Sunday, October 23, 2005

Fighting Festival

Last week we went to a Fighting Festival in southern Himeji, near our home in Western Japan. This is a large and famous festival, in which the members of seven different villages compete for the title of last shrine standing.
Looking back on the event I must say that it is an immense "MANFEST", with everything that a "man's man" would want in a festival. It is a festival in which any man can dress down to nearly nothing, yell, scream, spit and scratch wherever he wants, show great pride in his village, and with all his buddies lift things which are way too heavy for them, all the while flirting within inches of almost certain death. I must say, this makes a football and beer weekend look rather tame! In the year before the festival the men of each village build these immense and detailed shrines, with wood, tin, and gold and fitted with a huge drum in the middle. Scores of men lift these things while four drummers sit in the middle beating a tune.
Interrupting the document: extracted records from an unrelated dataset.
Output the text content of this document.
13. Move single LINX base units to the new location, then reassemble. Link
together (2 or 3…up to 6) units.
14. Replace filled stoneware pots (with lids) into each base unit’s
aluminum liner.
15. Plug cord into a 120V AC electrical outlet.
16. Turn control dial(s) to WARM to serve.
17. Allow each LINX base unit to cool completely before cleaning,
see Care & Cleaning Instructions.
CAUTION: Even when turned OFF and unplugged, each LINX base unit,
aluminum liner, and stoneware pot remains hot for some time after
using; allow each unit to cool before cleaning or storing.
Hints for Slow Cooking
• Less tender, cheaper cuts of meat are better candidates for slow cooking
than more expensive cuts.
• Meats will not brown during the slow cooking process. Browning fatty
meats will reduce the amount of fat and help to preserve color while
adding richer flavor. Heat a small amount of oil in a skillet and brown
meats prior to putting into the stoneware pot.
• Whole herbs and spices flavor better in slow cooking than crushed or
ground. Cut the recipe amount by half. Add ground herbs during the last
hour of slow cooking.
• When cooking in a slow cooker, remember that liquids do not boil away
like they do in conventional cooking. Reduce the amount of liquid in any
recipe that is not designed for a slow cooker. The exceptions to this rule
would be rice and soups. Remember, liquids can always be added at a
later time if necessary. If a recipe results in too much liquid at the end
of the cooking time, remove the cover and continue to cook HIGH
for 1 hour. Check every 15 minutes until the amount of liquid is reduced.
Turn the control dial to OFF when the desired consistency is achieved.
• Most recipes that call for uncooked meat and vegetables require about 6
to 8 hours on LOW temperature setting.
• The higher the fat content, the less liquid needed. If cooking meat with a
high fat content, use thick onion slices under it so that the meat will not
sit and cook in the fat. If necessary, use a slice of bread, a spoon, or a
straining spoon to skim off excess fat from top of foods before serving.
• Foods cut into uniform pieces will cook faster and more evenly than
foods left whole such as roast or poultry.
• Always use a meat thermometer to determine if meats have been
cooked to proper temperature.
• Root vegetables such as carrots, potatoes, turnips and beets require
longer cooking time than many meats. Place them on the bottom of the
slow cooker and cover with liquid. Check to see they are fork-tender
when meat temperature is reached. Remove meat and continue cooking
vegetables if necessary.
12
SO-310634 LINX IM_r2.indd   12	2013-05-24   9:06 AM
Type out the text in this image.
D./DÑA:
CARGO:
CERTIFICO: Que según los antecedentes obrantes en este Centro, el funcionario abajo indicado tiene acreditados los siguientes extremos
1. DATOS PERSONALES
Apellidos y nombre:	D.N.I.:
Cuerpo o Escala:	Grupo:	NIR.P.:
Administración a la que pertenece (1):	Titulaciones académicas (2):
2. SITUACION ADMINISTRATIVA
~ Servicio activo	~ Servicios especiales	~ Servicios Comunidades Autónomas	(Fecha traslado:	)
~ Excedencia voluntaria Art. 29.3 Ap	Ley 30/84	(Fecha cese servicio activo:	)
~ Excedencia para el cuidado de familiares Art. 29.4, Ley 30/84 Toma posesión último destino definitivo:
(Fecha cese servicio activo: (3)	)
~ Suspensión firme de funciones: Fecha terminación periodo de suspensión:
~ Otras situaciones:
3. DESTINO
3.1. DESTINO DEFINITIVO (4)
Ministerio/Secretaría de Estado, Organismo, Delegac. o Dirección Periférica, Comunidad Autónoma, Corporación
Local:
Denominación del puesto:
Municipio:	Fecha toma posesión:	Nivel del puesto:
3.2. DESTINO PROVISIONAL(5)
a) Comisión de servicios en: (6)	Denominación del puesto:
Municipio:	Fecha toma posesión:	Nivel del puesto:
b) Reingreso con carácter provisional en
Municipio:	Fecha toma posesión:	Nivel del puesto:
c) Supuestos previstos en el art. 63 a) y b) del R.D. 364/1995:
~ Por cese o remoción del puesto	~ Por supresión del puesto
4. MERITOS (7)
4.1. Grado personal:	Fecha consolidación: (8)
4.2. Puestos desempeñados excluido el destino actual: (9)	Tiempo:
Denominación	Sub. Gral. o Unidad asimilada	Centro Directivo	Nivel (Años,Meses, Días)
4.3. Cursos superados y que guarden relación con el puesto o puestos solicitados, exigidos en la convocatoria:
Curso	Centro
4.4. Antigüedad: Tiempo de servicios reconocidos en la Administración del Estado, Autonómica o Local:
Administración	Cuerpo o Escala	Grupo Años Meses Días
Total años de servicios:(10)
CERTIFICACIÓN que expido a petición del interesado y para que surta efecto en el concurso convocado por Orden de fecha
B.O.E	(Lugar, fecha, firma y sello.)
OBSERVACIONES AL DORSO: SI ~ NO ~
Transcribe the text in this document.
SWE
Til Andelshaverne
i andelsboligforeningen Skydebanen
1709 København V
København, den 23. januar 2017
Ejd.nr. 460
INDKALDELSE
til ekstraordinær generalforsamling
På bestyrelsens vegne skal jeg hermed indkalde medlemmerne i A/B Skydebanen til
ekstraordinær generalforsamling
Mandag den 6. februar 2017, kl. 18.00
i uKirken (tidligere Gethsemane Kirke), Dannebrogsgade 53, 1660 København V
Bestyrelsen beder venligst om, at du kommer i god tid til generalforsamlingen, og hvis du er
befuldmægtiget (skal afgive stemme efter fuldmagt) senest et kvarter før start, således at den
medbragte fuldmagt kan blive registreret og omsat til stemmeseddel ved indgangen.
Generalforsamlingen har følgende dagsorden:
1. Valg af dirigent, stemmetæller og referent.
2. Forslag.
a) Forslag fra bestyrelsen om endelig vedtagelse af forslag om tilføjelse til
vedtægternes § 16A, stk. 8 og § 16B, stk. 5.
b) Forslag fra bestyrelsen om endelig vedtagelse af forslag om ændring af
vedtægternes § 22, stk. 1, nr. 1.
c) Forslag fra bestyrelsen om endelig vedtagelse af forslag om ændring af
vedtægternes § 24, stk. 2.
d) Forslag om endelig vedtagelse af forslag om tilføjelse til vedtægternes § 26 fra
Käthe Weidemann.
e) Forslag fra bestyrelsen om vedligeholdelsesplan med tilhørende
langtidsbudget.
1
They "fight" by pushing up against the other villages' shrine while the men are lifting it. As you can imagine, if you are lifting a one ton shrine, this can get pretty dangerous.
The winner seems to be the team who doesn't drop their shrine, or trample one of their own members. One of the craziest things about this is that the massive and pressing crowds are not safely in the grand stands, but down in and amidst the fighting, getting pushed around and in rare cases, getting injured. It is pretty intense, and the men (who often arrive at the event rather drunk, which is strange seeing as it begins just before noon!) get pretty riled up. It was not unusual to see fist-fights breaking out, or hear the shrill of Fox 40 whistles as limp bodies were removed from amidst the chaotic sea of men.
Before I get too far along, I must mention that it is not "just" a man's event, it really was set up for the whole family. This is one of the few events in which grown men, dressed only in loin cloths, cuddled their infant sons in public, and encouraged their teenagers to be even MORE rowdy and noisy. Young mothers walked amid the screaming throng holding their toddlers in one arm, and a video camera in the other, and old men (who were thankfully not required to wear the loincloths) gathered together, joking and reminiscing about when they were young. Yeah, I must say, this festival really was one of a kind.